STaRK-MAG

STaRK-MAG forcus on precise academic paper searches. It features a complex network of entities and relationships centered around paper nodes, particularly focusing on citation and authorship. The queries involve single-hop of multi-hop relational queries along with textual properties sourced primarily from abstracts, such as the paper's topic and methodology.

Semi-structured Knowledge Base

The MAG SKB comprises four types of node entities (paper, author, institute, and field_of_study) and four types of relations (author_writes_paper, paper_cites_paper, paper_has_field_of_study, author_belongs_to_institute).
The textual data consists of paper titles and abstracts, enriched with additional details like venue, author, and institution names from the Microsoft Academic Graph database (version 2019-03-22).

Data Statistics

MAG Semi-structured Knowledge Base
Num of entity types 4
Num of relation types 4
Num of avg. degree 43.5
Num of entities 1,872,968
Num of relations 39,802,116
Num of tokens 212,602,571

STaRK QA Dataset

Data Statistics

Synthesized Human-generated
Num of queries 13,323 84
Num of queries with multiple answers 6,872 34
Average num of answers 2.78 3.26

License: CC-BY-4.0

Query Dataset Examples

Synthesized

Q: Does the Reva Institute of Technology and Management have any publications on the improvement of nucleate boiling heat transfer performance using nanofluids?

A: 1356012, 1290861, 1437510, 1254191

Q: What are some research papers that reference ""Fast resonance decays in nuclear collisions"" and also conduct an analysis of hydrodynamics models in nuclear physics?

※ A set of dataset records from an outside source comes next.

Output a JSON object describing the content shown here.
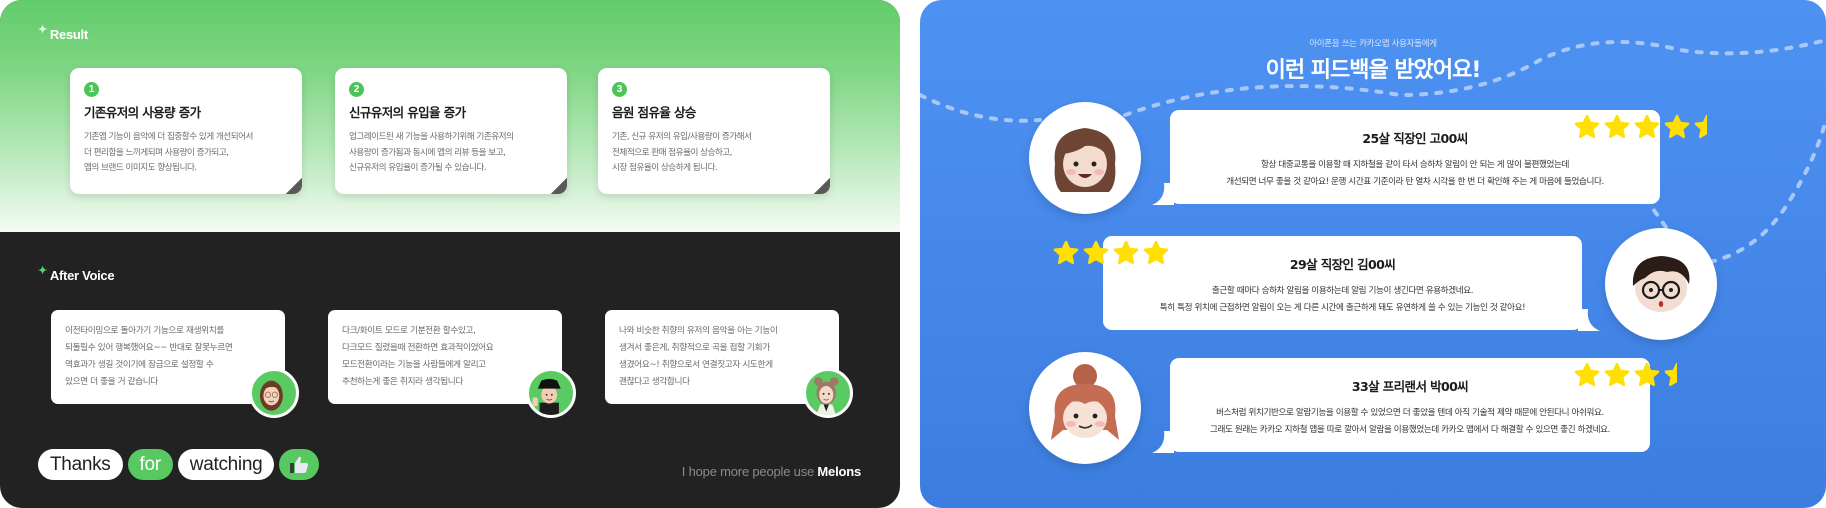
{
  "result": {
    "title": "Result",
    "sparkle_icon": "sparkle-icon",
    "cards": [
      {
        "number": "1",
        "heading": "기존유저의 사용량 증가",
        "body": "기존앱 기능이 음악에 더 집중할수 있게 개선되어서\n더 편리함을 느끼게되며 사용량이 증가되고,\n앱의 브랜드 이미지도 향상됩니다."
      },
      {
        "number": "2",
        "heading": "신규유저의 유입율 증가",
        "body": "업그레이드된 새 기능을 사용하기위해 기존유저의\n사용량이 증가됨과 동시에 앱의 리뷰 등을 보고,\n신규유저의 유입율이 증가될 수 있습니다."
      },
      {
        "number": "3",
        "heading": "음원 점유율 상승",
        "body": "기존, 신규 유저의 유입/사용량이 증가해서\n전체적으로 판매 점유율이 상승하고,\n시장 점유율이 상승하게 됩니다."
      }
    ]
  },
  "after_voice": {
    "title": "After Voice",
    "cards": [
      {
        "text": "이전타이밍으로 돌아가기 기능으로 재생위치를\n되돌릴수 있어 행복했어요~~ 반대로 잘못누르면\n역효과가 생길 것이기에 잠금으로 설정할 수\n있으면 더 좋을 거 같습니다",
        "avatar": "woman-glasses-avatar"
      },
      {
        "text": "다크/화이트 모드로 기분전환 할수있고,\n다크모드 질렸을때 전환하면 효과적이었어요\n모드전환이라는 기능을 사람들에게 알리고\n추천하는게 좋은 취지라 생각됩니다",
        "avatar": "man-bucket-hat-avatar"
      },
      {
        "text": "나와 비슷한 취향의 유저의 음악을 아는 기능이\n생겨서 좋은게, 취향적으로 곡을 접할 기회가\n생겼어요~! 취향으로서 연결짓고자 시도한게\n괜찮다고 생각합니다",
        "avatar": "woman-buns-avatar"
      }
    ]
  },
  "thanks": {
    "words": [
      "Thanks",
      "for",
      "watching"
    ],
    "thumb_icon": "thumbs-up-icon"
  },
  "footer": {
    "prefix": "I hope more people use ",
    "brand": "Melons"
  },
  "feedback": {
    "subtitle": "아이폰을 쓰는 카카오맵 사용자들에게",
    "title": "이런 피드백을 받았어요!",
    "colors": {
      "star": "#ffe000",
      "background": "#4688ea"
    },
    "reviews": [
      {
        "reviewer": "25살 직장인 고00씨",
        "text": "항상 대중교통을 이용할 때 지하철을 같이 타서 승하차 알림이 안 되는 게 많이 불편했었는데\n개선되면 너무 좋을 것 같아요! 운행 시간표 기준이라 탄 열차 시각을 한 번 더 확인해 주는 게 마음에 들었습니다.",
        "rating": 4.5,
        "avatar": "long-hair-woman-avatar"
      },
      {
        "reviewer": "29살 직장인 김00씨",
        "text": "출근할 때마다 승하차 알림을 이용하는데 알림 기능이 생긴다면 유용하겠네요.\n특히 특정 위치에 근접하면 알림이 오는 게 다른 시간에 출근하게 돼도 유연하게 쓸 수 있는 기능인 것 같아요!",
        "rating": 4,
        "avatar": "glasses-man-avatar"
      },
      {
        "reviewer": "33살 프리랜서 박00씨",
        "text": "버스처럼 위치기반으로 알람기능을 이용할 수 있었으면 더 좋았을 텐데 아직 기술적 제약 때문에 안된다니 아쉬워요.\n그래도 원래는 카카오 지하철 앱을 따로 깔아서 알람을 이용했었는데 카카오 맵에서 다 해결할 수 있으면 좋긴 하겠네요.",
        "rating": 3.5,
        "avatar": "bun-hair-woman-avatar"
      }
    ]
  }
}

A: 1743939, 1213289, 1316848, 1210353, 1783795, 1784533, 1809438, 1786266, 1544702

Q: Could you help me find papers from the same authors who contributed to ""On the influence of spatial sampling on climate networks""? I'm particularly interested in their exploration of new dimensionality measures and how they applied these to various complex systems.

A: 1591807

Human-generated

Q: Find me papers that discuss improving condensers perdformance authored by Stojan Hrnjak.

A: 1740813, 1740967

Q: What paper in the field of laminar flow and turbulence describes the gas flow of cold atmospheric pressure plasma jets specifically for biomedical applications?

A: 1814164, 1326172

Q: What is a paper on the electro-optic effect that builds on prior work showing the feasibility of reconfigurable ultrafast all-optical NOR and NAND gates and other sequential logic circuits using the Mach-Zehnder interferometer structure?

A: 1174496, 1201153

Reference

[1] Weihua Hu, Matthias Fey, Marinka Zitnik, Yuxiao Dong, Hongyu Ren, Bowen Liu, Michele Catasta, and Jure Leskovec. 2020. Open graph benchmark: datasets for machine learning on graphs. In Proceedings of the 34th International Conference on Neural Information Processing Systems (NIPS '20).

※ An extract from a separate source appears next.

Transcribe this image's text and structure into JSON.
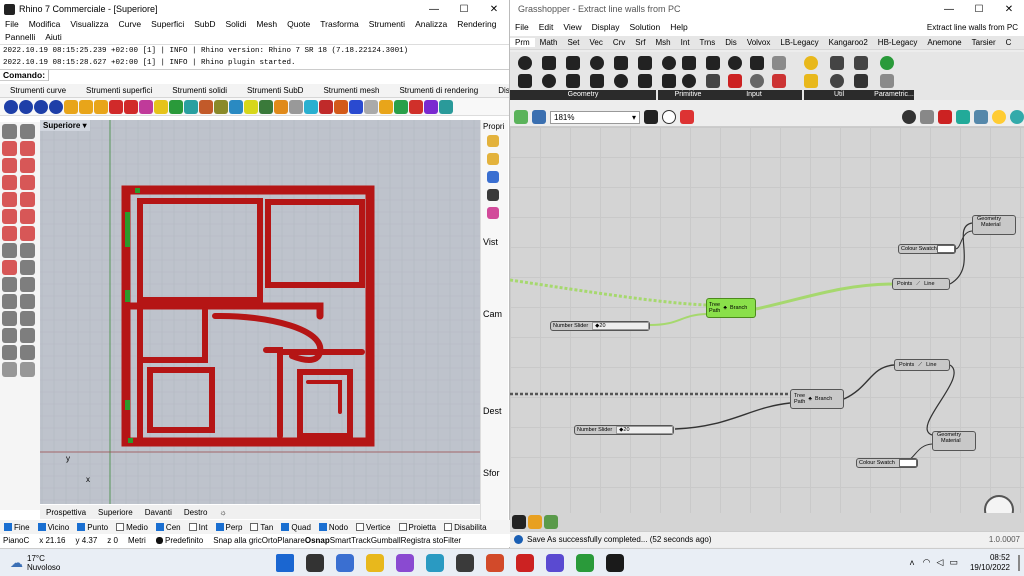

[2] Arnab Sinha, Zhihong Shen, Yang Song, Hao Ma, Darrin Eide, Bo-June Paul Hsu, and Kuansan Wang. 2015. An Overview of Microsoft Academic Service (MAS) and Applications. In WWW.

[3] Kuansan Wang, Zhihong Shen, Chiyuan Huang, Chieh-Han Wu, Yuxiao Dong, and Anshul Kanakia. 2020. Microsoft Academic Graph: When experts are not enough. Quant. Sci. Stud. (2020).